The virtual simulation version was devised by wiring up test subjects with eyewear that generated a 3-D re-enactment of such a scenario. Attached to their fingertips were electrodes that measured their heartbeat and other indicators of their emotional state as they were forced to make a difficult decision. Using a joystick, users can either re-route the runaway boxcar, killing a lone hiker, or do nothing and let the it kill the group of five hikers.
Of the 147 participants, 133 (or 90.5 percent) pulled the switch to divert the boxcar, resulting in the death of the one hiker. Fourteen participants allowed the boxcar to kill the five hikers (11 participants did not pull the switch, while three pulled the switch but then returned it to its original position).
While the findings corroborated with the results of a previous study that relied on self-reported methods, the experiment also showed that participants who did not pull the switch were more emotionally aroused.
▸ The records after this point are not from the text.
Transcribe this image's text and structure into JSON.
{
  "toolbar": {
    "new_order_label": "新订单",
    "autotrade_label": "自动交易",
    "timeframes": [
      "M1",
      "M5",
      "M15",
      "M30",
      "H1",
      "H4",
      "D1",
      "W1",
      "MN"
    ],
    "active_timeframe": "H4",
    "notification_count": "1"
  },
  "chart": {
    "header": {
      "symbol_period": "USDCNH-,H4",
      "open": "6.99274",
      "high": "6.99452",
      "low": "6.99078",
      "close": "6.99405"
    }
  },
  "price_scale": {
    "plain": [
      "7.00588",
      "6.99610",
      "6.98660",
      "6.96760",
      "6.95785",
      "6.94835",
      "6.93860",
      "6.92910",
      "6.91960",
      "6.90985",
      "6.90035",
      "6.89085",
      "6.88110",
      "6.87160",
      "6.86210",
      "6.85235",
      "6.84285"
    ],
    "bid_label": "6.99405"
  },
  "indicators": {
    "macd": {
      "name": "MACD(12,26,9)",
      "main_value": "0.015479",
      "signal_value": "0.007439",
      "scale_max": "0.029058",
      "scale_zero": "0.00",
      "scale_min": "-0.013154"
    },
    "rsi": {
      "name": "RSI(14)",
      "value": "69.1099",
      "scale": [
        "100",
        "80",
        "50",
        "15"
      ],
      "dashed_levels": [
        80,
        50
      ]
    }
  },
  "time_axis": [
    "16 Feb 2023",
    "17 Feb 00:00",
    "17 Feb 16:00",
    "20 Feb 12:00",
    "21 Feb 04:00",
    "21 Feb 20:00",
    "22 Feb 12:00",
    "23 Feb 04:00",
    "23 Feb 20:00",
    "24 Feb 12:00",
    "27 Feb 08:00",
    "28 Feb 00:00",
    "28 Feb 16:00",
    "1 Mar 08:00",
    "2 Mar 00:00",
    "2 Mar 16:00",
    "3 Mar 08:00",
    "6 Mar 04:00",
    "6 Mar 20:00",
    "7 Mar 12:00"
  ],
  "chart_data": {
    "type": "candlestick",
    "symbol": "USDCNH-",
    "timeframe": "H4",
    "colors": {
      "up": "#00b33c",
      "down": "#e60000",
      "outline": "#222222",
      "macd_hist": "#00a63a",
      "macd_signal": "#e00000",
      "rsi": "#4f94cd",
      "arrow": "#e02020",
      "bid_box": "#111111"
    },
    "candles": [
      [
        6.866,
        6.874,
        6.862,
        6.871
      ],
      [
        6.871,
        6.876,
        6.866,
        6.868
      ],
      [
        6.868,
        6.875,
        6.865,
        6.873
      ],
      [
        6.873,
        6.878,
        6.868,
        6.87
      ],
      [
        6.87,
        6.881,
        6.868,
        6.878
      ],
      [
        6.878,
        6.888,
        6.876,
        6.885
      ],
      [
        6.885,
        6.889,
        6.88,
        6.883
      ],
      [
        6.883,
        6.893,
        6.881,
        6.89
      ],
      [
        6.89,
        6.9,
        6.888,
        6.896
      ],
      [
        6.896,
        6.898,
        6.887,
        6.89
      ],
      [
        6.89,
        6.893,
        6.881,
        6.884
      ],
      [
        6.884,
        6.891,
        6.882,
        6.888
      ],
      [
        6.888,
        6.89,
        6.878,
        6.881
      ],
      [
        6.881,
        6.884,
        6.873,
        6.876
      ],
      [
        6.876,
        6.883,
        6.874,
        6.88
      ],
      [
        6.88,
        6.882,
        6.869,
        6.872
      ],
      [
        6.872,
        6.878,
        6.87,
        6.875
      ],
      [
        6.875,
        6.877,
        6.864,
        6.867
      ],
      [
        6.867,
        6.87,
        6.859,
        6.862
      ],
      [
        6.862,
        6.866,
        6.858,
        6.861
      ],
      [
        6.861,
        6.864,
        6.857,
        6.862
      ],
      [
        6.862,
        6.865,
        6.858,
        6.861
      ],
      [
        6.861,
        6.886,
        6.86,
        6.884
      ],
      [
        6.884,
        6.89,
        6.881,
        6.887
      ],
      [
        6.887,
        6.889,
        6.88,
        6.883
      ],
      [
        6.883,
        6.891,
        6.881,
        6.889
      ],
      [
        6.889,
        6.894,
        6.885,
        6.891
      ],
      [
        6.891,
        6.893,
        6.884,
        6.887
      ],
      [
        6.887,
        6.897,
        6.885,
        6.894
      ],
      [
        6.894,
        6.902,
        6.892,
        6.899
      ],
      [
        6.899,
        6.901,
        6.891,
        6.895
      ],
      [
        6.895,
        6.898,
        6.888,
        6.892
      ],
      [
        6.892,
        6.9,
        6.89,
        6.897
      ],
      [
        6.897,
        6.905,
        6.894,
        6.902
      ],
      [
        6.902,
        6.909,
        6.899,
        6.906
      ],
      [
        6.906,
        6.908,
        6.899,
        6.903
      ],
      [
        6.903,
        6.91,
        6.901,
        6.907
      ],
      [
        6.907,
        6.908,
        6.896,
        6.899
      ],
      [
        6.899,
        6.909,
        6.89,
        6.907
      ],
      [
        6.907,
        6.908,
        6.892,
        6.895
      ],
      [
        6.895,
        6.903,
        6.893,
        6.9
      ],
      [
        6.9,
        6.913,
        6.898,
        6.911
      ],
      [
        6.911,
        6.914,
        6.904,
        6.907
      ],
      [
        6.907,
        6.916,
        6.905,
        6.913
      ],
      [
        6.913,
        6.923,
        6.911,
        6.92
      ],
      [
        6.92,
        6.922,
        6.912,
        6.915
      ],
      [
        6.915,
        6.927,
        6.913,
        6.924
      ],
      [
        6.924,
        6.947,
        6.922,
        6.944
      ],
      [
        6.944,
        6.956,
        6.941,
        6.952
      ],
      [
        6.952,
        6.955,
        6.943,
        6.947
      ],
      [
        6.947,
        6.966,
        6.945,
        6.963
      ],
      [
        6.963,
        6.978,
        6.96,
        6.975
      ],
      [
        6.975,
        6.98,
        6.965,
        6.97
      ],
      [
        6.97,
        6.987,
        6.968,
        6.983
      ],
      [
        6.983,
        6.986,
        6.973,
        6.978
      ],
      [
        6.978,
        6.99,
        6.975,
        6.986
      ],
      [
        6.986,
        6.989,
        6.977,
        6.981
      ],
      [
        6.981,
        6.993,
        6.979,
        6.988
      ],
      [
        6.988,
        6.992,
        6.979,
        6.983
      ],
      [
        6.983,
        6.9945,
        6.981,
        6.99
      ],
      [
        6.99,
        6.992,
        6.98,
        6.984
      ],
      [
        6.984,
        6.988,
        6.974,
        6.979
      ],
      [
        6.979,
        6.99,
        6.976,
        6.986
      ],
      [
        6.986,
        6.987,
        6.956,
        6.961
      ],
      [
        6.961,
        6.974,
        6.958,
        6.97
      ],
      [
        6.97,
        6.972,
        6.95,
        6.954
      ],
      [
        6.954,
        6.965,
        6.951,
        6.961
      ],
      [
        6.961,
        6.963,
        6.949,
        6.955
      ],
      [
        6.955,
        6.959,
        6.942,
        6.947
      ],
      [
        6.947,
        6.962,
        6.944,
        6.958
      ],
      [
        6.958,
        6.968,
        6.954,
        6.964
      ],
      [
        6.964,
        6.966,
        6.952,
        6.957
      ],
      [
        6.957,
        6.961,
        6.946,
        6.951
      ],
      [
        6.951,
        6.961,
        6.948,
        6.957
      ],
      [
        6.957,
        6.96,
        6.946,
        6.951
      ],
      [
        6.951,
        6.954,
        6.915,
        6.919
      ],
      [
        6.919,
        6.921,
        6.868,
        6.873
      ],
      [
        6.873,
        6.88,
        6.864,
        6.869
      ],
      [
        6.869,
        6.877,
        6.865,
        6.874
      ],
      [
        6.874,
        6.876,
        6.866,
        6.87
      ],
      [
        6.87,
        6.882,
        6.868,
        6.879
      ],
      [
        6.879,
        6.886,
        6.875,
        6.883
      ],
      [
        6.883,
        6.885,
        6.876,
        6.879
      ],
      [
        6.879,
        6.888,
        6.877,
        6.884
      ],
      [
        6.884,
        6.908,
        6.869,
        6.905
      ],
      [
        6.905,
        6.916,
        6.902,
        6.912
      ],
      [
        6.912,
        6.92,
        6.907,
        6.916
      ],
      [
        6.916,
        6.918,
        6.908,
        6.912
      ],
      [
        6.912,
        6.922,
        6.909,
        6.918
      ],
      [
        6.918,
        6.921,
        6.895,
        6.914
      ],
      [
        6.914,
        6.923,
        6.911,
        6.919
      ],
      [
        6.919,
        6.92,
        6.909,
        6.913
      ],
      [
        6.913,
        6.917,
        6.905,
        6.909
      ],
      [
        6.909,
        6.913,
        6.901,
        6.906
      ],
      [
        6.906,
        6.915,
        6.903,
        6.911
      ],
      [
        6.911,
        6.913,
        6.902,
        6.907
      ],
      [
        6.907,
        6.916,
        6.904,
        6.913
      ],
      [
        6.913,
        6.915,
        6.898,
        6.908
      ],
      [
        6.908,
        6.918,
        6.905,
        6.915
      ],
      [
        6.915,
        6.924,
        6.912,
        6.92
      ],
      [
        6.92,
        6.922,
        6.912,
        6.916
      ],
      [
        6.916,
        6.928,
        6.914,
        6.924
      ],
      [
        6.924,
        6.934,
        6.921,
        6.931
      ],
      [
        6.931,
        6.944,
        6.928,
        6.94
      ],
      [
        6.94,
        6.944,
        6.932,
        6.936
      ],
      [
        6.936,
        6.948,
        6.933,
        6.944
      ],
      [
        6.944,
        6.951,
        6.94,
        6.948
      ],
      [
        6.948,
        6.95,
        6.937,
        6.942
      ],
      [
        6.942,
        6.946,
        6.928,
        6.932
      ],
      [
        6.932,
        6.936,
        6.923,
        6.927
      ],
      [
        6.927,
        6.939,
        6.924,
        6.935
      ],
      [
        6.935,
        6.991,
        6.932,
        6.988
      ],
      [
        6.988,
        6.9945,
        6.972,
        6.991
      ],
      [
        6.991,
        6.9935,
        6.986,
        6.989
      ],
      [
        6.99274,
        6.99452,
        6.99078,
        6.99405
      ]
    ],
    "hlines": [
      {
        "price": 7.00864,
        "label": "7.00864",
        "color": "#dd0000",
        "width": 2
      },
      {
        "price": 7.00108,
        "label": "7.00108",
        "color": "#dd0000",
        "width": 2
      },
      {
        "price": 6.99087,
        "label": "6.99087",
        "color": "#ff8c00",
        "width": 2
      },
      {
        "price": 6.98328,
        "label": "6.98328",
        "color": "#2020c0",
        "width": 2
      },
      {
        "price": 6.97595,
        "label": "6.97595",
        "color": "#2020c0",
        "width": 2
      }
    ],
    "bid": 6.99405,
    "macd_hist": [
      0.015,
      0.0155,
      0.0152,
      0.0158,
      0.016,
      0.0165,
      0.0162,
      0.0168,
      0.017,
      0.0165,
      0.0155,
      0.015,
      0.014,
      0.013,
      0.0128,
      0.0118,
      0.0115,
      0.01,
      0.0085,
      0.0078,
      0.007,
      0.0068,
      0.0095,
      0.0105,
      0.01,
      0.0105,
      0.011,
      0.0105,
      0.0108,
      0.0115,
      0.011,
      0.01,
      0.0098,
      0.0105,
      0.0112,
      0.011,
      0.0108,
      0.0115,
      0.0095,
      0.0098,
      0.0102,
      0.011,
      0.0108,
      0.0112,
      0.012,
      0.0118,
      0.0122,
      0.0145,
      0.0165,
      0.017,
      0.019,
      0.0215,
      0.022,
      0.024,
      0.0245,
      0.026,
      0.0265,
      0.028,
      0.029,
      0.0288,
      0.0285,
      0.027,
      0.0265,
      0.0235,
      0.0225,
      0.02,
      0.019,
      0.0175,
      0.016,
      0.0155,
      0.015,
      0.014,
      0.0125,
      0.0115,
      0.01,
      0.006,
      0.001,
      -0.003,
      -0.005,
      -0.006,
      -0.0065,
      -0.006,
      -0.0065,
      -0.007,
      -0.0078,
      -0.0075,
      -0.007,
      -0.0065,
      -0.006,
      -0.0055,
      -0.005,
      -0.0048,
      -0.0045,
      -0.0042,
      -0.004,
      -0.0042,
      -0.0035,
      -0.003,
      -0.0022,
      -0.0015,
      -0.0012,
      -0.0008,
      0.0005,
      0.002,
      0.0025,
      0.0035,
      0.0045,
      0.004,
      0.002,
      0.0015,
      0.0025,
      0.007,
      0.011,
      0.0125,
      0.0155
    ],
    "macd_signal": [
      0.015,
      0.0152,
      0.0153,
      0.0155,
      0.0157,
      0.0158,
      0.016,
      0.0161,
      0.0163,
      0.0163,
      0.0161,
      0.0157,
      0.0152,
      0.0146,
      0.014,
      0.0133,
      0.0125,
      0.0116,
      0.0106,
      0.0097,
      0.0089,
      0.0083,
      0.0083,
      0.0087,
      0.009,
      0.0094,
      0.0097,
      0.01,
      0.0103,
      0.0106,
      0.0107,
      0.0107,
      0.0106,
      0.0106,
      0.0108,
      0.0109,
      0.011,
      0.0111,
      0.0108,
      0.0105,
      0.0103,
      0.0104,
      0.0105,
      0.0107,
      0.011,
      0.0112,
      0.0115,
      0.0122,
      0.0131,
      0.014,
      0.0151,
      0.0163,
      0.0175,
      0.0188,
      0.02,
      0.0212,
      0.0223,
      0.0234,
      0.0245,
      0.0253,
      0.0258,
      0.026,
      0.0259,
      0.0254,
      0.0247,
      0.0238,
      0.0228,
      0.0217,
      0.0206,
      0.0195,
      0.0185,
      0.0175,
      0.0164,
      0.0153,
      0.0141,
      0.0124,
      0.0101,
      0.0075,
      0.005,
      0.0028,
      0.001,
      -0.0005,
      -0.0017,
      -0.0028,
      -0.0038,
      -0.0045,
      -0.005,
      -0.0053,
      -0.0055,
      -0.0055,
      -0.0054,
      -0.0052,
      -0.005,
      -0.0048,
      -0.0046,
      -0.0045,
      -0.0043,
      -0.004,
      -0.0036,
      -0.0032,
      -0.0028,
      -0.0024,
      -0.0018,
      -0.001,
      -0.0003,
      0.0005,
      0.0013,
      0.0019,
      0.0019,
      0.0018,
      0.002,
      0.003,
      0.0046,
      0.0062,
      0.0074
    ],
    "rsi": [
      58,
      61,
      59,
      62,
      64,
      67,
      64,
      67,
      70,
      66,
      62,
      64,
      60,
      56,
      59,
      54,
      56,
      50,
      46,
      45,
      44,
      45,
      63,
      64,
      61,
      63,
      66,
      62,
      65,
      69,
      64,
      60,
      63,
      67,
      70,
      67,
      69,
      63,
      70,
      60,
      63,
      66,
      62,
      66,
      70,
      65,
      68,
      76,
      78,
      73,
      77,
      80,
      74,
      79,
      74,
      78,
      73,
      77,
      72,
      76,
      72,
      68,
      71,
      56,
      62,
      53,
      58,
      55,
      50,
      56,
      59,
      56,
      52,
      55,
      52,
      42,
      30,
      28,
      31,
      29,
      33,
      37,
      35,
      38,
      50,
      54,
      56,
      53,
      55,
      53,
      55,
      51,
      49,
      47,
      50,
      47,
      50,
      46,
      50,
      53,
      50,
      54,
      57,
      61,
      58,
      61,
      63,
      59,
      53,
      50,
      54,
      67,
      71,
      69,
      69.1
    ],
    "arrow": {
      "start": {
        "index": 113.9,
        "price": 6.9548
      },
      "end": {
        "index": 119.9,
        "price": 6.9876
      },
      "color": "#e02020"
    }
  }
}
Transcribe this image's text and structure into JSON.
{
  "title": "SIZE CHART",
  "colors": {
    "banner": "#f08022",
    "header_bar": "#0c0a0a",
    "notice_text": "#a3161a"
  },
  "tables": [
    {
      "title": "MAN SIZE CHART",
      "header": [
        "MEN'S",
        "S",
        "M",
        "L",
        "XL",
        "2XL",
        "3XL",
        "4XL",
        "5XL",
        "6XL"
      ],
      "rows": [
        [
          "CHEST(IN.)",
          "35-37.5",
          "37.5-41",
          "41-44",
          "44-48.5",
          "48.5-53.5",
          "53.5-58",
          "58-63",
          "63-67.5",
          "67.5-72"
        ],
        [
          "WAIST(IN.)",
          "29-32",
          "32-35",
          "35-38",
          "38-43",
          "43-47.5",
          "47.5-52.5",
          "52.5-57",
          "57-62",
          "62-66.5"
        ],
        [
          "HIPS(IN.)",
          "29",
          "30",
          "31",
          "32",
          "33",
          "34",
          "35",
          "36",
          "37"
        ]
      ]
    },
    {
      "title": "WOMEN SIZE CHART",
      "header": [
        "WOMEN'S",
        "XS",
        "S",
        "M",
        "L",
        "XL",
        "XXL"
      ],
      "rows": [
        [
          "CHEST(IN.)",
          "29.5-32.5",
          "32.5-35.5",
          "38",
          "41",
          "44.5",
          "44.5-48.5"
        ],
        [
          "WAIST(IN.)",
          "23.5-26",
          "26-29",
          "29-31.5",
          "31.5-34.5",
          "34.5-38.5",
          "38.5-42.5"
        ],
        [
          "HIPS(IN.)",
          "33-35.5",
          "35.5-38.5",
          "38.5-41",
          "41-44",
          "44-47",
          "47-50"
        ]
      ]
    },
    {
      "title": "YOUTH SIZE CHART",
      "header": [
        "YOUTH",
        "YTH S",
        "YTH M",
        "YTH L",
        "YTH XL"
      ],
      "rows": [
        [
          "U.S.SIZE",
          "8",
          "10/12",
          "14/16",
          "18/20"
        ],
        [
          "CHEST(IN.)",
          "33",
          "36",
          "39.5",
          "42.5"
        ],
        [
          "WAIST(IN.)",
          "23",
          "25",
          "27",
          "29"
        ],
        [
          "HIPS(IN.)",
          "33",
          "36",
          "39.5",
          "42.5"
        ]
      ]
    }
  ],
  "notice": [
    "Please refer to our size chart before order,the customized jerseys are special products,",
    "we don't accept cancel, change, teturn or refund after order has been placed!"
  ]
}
This means that their inaction might not be so much a conscious choice but a result of freezing up during highly anxious moments, which is akin to a solider failing to fire his weapon in battle, Navarrete said. Perhaps if they had remained calm enough to process what was happening, the percentage of people who would have pulled the switch to save five and let one die might have actually been greater.
“I think humans have an aversion to harming others that needs to be overridden by something,” Navarrete said. “By rational thinking we can sometimes override it – by thinking about the people we will save, for example. But for some people, that increase in anxiety may be so overpowering that they don’t make the utilitarian choice, the choice for the greater good.”